Outside of politics, D.C. is filled with rich culture and history, and Black History Month is the time to celebrate it.
The District will host dozens of events throughout February, each touching on a different element of African American culture. From black art shows at coffee shops to civil rights memorials, here are some of the top events to check out during Black History Month.
Friday, Feb. 7: ‘Meditations,’ A Black History Art Show
Kick off the month at the black-owned business Culture Coffee Too in Northeast D.C. The coffee shop is showcasing pieces from two African American artists, husband and wife James and Zsudayka Terrell, who produce prints, paintings and textiles. All of their work will be on display and available for purchase.
Culture Coffee Too, 300 Riggs Road NE, 6 to 8 p.m., free.
Saturday, Feb. 8: Black History Read-in
The D.C. chapter of The North Carolina A&T State University will host a black history read-in to commemorate the 1960 Greensboro, N.C. sit-in when black students refused to leave a segregated lunch counter after being denied service. Anyone is welcome to read a piece of literature about the movement or attend as an audience member.
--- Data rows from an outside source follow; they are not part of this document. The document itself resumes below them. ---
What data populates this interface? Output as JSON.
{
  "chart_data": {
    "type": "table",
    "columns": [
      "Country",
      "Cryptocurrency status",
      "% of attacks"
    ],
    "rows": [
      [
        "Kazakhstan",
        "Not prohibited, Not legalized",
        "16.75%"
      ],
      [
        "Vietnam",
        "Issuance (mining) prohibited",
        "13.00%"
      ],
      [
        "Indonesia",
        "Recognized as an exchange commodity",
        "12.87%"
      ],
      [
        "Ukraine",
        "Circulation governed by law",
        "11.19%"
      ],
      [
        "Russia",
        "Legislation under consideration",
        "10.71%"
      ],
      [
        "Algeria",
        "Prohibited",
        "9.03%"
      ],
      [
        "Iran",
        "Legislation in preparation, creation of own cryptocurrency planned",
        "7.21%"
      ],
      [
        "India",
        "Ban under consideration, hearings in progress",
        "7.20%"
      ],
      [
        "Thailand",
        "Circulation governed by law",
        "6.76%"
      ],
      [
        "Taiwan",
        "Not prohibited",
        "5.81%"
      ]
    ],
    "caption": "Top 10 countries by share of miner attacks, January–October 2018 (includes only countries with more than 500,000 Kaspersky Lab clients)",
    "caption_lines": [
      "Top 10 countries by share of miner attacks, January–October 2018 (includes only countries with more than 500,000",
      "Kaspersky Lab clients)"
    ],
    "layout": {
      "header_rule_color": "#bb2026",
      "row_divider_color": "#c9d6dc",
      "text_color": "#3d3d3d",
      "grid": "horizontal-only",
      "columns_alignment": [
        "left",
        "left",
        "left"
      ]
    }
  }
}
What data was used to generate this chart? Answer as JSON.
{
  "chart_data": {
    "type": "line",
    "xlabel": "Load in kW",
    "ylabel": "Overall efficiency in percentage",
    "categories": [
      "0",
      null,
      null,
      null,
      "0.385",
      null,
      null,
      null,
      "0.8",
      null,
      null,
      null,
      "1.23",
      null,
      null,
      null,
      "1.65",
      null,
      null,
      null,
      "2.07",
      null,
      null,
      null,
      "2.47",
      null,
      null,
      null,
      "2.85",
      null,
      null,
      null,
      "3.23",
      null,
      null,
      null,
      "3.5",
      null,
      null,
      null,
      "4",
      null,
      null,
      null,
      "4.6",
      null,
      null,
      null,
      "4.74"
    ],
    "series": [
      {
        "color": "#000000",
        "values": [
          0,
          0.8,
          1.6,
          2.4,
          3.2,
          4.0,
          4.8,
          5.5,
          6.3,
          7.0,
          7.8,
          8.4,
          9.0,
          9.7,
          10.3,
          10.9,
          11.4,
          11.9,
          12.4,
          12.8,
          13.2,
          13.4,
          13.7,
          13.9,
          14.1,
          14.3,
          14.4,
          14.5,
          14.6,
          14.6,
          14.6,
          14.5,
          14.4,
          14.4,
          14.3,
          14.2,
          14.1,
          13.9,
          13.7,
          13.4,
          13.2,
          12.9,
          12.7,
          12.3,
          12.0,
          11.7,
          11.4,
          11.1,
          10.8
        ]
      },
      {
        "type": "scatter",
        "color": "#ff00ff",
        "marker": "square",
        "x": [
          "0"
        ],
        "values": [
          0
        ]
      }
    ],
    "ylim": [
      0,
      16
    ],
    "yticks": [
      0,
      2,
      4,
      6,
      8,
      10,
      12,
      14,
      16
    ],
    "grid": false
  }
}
Interested readers can register online through Eventbrite, but drop-in performers are also welcome.
Aggies Helping Aggies, Inc., 1525 Iris St. NW, noon to 2:30 p.m., free.
Saturday, Feb. 15: The Beloved Community: MLK Jr. and Activism
Archivist Derek Gray of the D.C. Public Library will give a presentation on King’s activism in D.C., focusing on his community organizing efforts and speeches, at the Anacostia Community Museum. When you attend, you can also visit a related exhibit called “A Right To The City,” which features stories of how D.C. residents advocated for better city planning and civic engagement throughout history.
Thursday, Feb. 20: Rayceen Pendarvis Is Living Black History
Head to Cleveland Park Library for an evening recognizing black history and art. Black entertainer and D.C. community advocate Rayceen Pendarvis will host an event celebrating the accomplishments of African American people throughout history. The program will include several different performers, including singer and songwriter Nia Simmons and poet Micah Powell. Head to Cleveland Park Library for an evening recognizing black history and art.
Cleveland Park Library, 3310 Connecticut Ave. NW, 5 to 8:30 p.m., free with registration.
Saturday, Feb. 22: Black History Luncheon and Book Signing
Grab lunch and listen to a book reading at the Washington Renaissance Hotel later this month. The Association for the Study of African American Life and History, which is headquartered in D.C., is hosting a book reading and signing event centered around the theme, “African Americans and the Vote.” The event will bring in more than 20 different authors to discuss books like “Meet Jim Crow!,” “Trailblazer” and “Coming Home” by Lee Chavous, Dorothy Gilliam and CeLillianne Green, respectively.
Washington Renaissance Hotel, 999 9th St. NW, book signing begins at 10 a.m. and is free, $115 for luncheon tickets.